The film’s measured mise en scène charts the growing distance between Hannah and the lives of others, with Rampling, already occupying practically every shot, increasingly isolated within the frame, or sometimes melting into the background hue. Canadian cinematographer Chayse Irvin, who also lensed Pallaoro’s debut and was recently celebrated for his contribution to Beyoncé’s visual album “Lemonade,” eschews the material’s potential for gray-marl drabness, shooting instead in tactile, deep-toned 35mm with striking, near-violent streaks of hot color amid the wintry chill: the canary-yellow blaze of a bench in a ladies’ changing room, bright balloons on an overcast suburban street, the aggressive orange boundary stripes of a subway platform. It’s exquisite work, but not gratuitously so: These contrasting visual disruptions read almost as admonishments to Hannah, denying her even the right to wallow in dusty interior gloom.

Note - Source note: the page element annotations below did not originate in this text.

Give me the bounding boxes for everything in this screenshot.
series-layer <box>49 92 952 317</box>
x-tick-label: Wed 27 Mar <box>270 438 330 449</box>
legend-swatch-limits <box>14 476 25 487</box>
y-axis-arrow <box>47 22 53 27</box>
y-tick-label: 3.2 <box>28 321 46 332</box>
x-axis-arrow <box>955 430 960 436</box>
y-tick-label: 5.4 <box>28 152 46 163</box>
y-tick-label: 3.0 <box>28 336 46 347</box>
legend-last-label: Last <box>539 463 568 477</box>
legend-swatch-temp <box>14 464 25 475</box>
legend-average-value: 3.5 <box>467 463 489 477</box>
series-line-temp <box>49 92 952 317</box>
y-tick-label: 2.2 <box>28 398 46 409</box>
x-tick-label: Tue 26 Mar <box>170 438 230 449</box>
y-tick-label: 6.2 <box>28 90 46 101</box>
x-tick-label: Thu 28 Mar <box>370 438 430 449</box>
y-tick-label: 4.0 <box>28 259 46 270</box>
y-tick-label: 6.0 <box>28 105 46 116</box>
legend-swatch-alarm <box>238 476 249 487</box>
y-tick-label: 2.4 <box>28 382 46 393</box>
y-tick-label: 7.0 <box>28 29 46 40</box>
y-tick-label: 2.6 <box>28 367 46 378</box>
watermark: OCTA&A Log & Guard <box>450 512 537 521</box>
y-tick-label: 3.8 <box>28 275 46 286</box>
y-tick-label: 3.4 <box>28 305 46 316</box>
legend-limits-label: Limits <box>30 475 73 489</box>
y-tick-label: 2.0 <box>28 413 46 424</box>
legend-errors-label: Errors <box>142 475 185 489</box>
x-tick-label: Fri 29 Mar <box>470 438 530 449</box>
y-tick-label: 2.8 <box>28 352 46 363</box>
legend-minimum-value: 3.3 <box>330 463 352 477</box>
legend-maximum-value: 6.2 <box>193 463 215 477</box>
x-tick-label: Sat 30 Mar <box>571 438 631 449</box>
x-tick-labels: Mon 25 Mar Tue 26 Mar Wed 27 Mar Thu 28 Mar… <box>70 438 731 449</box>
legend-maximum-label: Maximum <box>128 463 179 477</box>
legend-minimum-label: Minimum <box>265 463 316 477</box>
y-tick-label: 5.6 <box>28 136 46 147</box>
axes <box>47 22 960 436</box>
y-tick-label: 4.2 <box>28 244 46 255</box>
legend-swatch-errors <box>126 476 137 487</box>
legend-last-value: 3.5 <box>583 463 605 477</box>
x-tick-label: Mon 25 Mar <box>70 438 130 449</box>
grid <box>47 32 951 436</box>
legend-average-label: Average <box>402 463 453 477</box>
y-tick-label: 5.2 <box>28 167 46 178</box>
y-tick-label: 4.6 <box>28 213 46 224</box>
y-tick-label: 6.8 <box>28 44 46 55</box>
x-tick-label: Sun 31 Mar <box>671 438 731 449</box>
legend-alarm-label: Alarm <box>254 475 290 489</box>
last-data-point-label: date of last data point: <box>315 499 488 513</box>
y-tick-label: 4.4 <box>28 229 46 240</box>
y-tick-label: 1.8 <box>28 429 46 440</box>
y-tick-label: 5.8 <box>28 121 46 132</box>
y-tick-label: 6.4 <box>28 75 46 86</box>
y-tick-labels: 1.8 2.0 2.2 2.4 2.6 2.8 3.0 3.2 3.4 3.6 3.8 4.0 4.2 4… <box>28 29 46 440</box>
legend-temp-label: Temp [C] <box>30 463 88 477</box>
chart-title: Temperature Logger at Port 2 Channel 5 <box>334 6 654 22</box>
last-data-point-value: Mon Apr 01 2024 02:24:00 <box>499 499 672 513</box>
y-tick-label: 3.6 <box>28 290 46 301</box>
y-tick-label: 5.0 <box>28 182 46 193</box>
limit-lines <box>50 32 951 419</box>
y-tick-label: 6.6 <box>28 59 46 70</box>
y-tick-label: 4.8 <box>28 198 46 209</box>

Chantal Akerman’s “Jeanne Dielman, 23, Quai du Commerce, 1080 Bruxelles,” with its obsessive, minutely detailed interest in domestic process, would appear to be something of a touchstone work here — reverentially acknowledged via the Bruxellian setting of this Belgian-Italian-French co-production, and even certain decorative details of Hannah’s apartment, vividly aged and textured by production designer Marianna Sciveres. It goes without saying that Pallaoro can’t quite live up to such matchless reference points: By the final reel, as the full extent of the tragedy locks into place, “Hannah” seems a shade too pleased with its ellipses, while the insertion of a grand natural metaphor for Hannah’s decay clashes clunkily with the film’s predominant understatement.
Notwithstanding such overreaches, this is an impressively rigorous exercise, in which the director’s sober formalism finds a kindred spirit in his leading lady’s studied, secretive restraint. When Rampling, for her part, breaks form to go big, she doesn’t miss: A sudden scene of uncontrolled, near-possessed crying in a public bathroom, her pain-saturated sobs pouring out until she practically chokes on them, gets viewers squarely in the gut. “Hannah” earns this degree of release, but like its star, can close the floodgates again just as crisply.